Tell the discharge planner that it is unsafe for her to be discharged to home. (Begin this conversation before the day of discharge)
She needs a actual diagnosis from a neurologist and possibly from a neuropsychologist. What you are describing is not "typical" Alzheimer's it sounds like there is possibly another diagnosis to go with the Alzheimer's.
If she is getting physical with your dad, you and your sister she needs to be stabilized before any facility will accept her.
She probably should NOT go to Assisted Living as they will not be able to get her to take her medications any more than you can. This will result in violence, hospital and being asked to leave the facility. The same would probably happen in Memory Care. (A Court order for involuntary treatment could be issued so medication could be given if a facility wanted to do that.)
But it sounds like you need a current, accurate diagnosis
Do you have a formal diagnosis from a neurologist?
You need that, so you can get the right meds.
Your PCP should refer you to Neuro to get an appointment.
The test is a 3 hour verbal test that will map her brain and pinpoint the source of the dementia.
Also, meds do need adjusted over time as the disease progresses to keep the voices and visuals under control.
Just make sure that the assisted living facility has a memory care unit attached so that when the time comes that she in fact does need it, it will be a smooth transition for her.
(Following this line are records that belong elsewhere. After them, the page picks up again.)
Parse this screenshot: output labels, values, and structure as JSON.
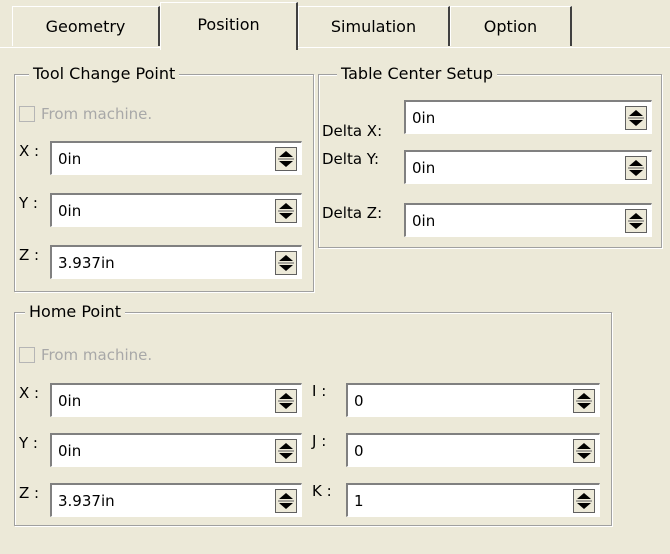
{
  "tabs": [
    {
      "label": "Geometry"
    },
    {
      "label": "Position"
    },
    {
      "label": "Simulation"
    },
    {
      "label": "Option"
    }
  ],
  "active_tab": "Position",
  "tool_change_point": {
    "title": "Tool Change Point",
    "from_machine_label": "From machine.",
    "from_machine_checked": false,
    "fields": [
      {
        "label": "X :",
        "value": "0in"
      },
      {
        "label": "Y :",
        "value": "0in"
      },
      {
        "label": "Z :",
        "value": "3.937in"
      }
    ]
  },
  "table_center_setup": {
    "title": "Table Center Setup",
    "fields": [
      {
        "label": "Delta X:",
        "value": "0in"
      },
      {
        "label": "Delta Y:",
        "value": "0in"
      },
      {
        "label": "Delta Z:",
        "value": "0in"
      }
    ]
  },
  "home_point": {
    "title": "Home Point",
    "from_machine_label": "From machine.",
    "from_machine_checked": false,
    "left_fields": [
      {
        "label": "X :",
        "value": "0in"
      },
      {
        "label": "Y :",
        "value": "0in"
      },
      {
        "label": "Z :",
        "value": "3.937in"
      }
    ],
    "right_fields": [
      {
        "label": "I :",
        "value": "0"
      },
      {
        "label": "J :",
        "value": "0"
      },
      {
        "label": "K :",
        "value": "1"
      }
    ]
  },
  "icons": {
    "spinner": "up-down-spinner-icon"
  }
}
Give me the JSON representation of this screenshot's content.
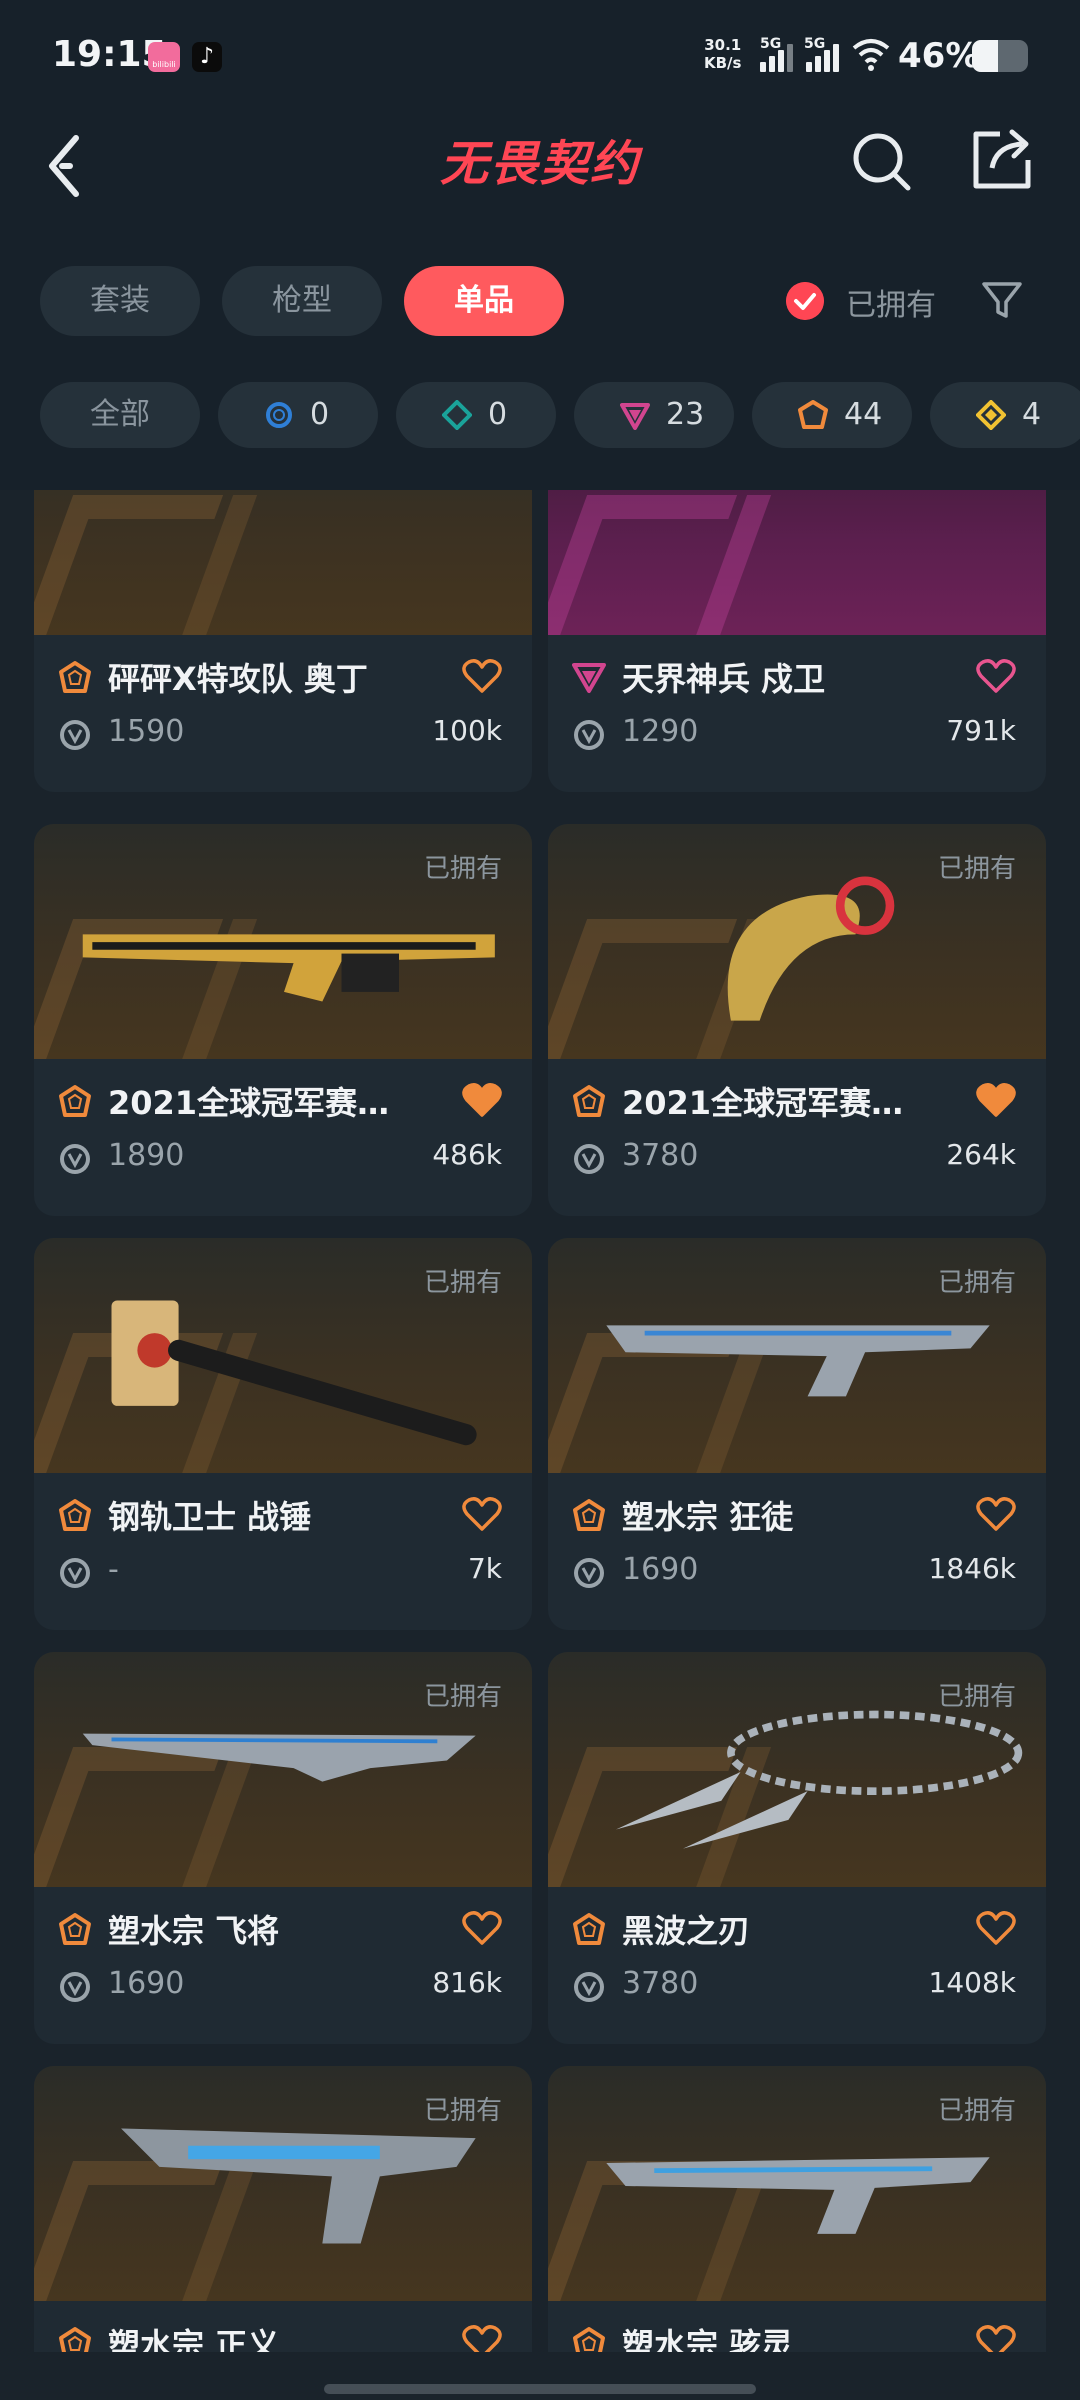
{
  "status_bar": {
    "time": "19:15",
    "app1_label": "bilibili",
    "net_speed_value": "30.1",
    "net_speed_unit": "KB/s",
    "sim1_label": "5G",
    "sim2_label": "5G",
    "battery_percent": "46%",
    "battery_level": 0.46
  },
  "header": {
    "app_title": "无畏契约",
    "icons": {
      "back": "back-icon",
      "search": "search-icon",
      "share": "share-icon"
    }
  },
  "tabs": [
    {
      "label": "套装",
      "active": false
    },
    {
      "label": "枪型",
      "active": false
    },
    {
      "label": "单品",
      "active": true
    }
  ],
  "owned_filter": {
    "label": "已拥有",
    "checked": true
  },
  "rarity_chips": [
    {
      "label": "全部"
    },
    {
      "icon": "select-tier-icon",
      "color": "#2f7fd6",
      "count": "0"
    },
    {
      "icon": "deluxe-tier-icon",
      "color": "#1aa39a",
      "count": "0"
    },
    {
      "icon": "premium-tier-icon",
      "color": "#d2458f",
      "count": "23"
    },
    {
      "icon": "exclusive-tier-icon",
      "color": "#f08a3c",
      "count": "44"
    },
    {
      "icon": "ultra-tier-icon",
      "color": "#f1c232",
      "count": "4"
    }
  ],
  "colors": {
    "accent": "#ff4654",
    "tier_exclusive": "#f08a3c",
    "tier_premium": "#d2458f",
    "heart_pink": "#e8558f"
  },
  "owned_tag": "已拥有",
  "skins": [
    {
      "name": "砰砰X特攻队 奥丁",
      "tier": "exclusive",
      "price": "1590",
      "likes": "100k",
      "liked": false,
      "owned": false
    },
    {
      "name": "天界神兵 戍卫",
      "tier": "premium",
      "price": "1290",
      "likes": "791k",
      "liked": false,
      "owned": false
    },
    {
      "name": "2021全球冠军赛…",
      "tier": "exclusive",
      "price": "1890",
      "likes": "486k",
      "liked": true,
      "owned": true
    },
    {
      "name": "2021全球冠军赛…",
      "tier": "exclusive",
      "price": "3780",
      "likes": "264k",
      "liked": true,
      "owned": true
    },
    {
      "name": "钢轨卫士 战锤",
      "tier": "exclusive",
      "price": "-",
      "likes": "7k",
      "liked": false,
      "owned": true
    },
    {
      "name": "塑水宗 狂徒",
      "tier": "exclusive",
      "price": "1690",
      "likes": "1846k",
      "liked": false,
      "owned": true
    },
    {
      "name": "塑水宗 飞将",
      "tier": "exclusive",
      "price": "1690",
      "likes": "816k",
      "liked": false,
      "owned": true
    },
    {
      "name": "黑波之刃",
      "tier": "exclusive",
      "price": "3780",
      "likes": "1408k",
      "liked": false,
      "owned": true
    },
    {
      "name": "塑水宗 正义",
      "tier": "exclusive",
      "price": "",
      "likes": "",
      "liked": false,
      "owned": true
    },
    {
      "name": "塑水宗 骇灵",
      "tier": "exclusive",
      "price": "",
      "likes": "",
      "liked": false,
      "owned": true
    }
  ]
}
So I wish your father well in finding the right assisted living facility for your mother.
AL will not tolerate this kind of trouble-maker. We had a few like this in the AL I worked in. The ones who called the police all the time, the yelling and screaming. Physical aggression too towards other residents and property.
We had one who should have been in memory care long before she was. This woman was very fit and if you saw her and didn't know, you'd think she really had it together. She used to get very violent and aggressive. One day she threw a lamp through the front window of out facility, smashed up everything in her room, and hit me in the face.
Luckily, the maintenance guys were in the building doing work and helped. She had to be held down by two grown men, then zip-tied to chair until the police and paramedics got there. She was not allowed to return to our facility. The hospital and her family had to get her somewhere else and they did.
Have anyone from the memory care places you've contacted done an in-person evaluation on her? They may be hesitant to take her if she is a possible threat to other residents, so she needs consistent use of medications that will reduce the behaviors.
Your dad needs to keep his guardianship paperwork somewhere accessible, but also safe so that your mother can't rip it up. The next time your mother goes to the hospital or psychiatric unit, your dad needs to stay strong and tell them that she cannot be released safely. See if you can get a MC placement lined up for them to take her to directly, via medical transport.
I'm very sorry you're all going through this. It sounds so extremely exhausting and frustrating.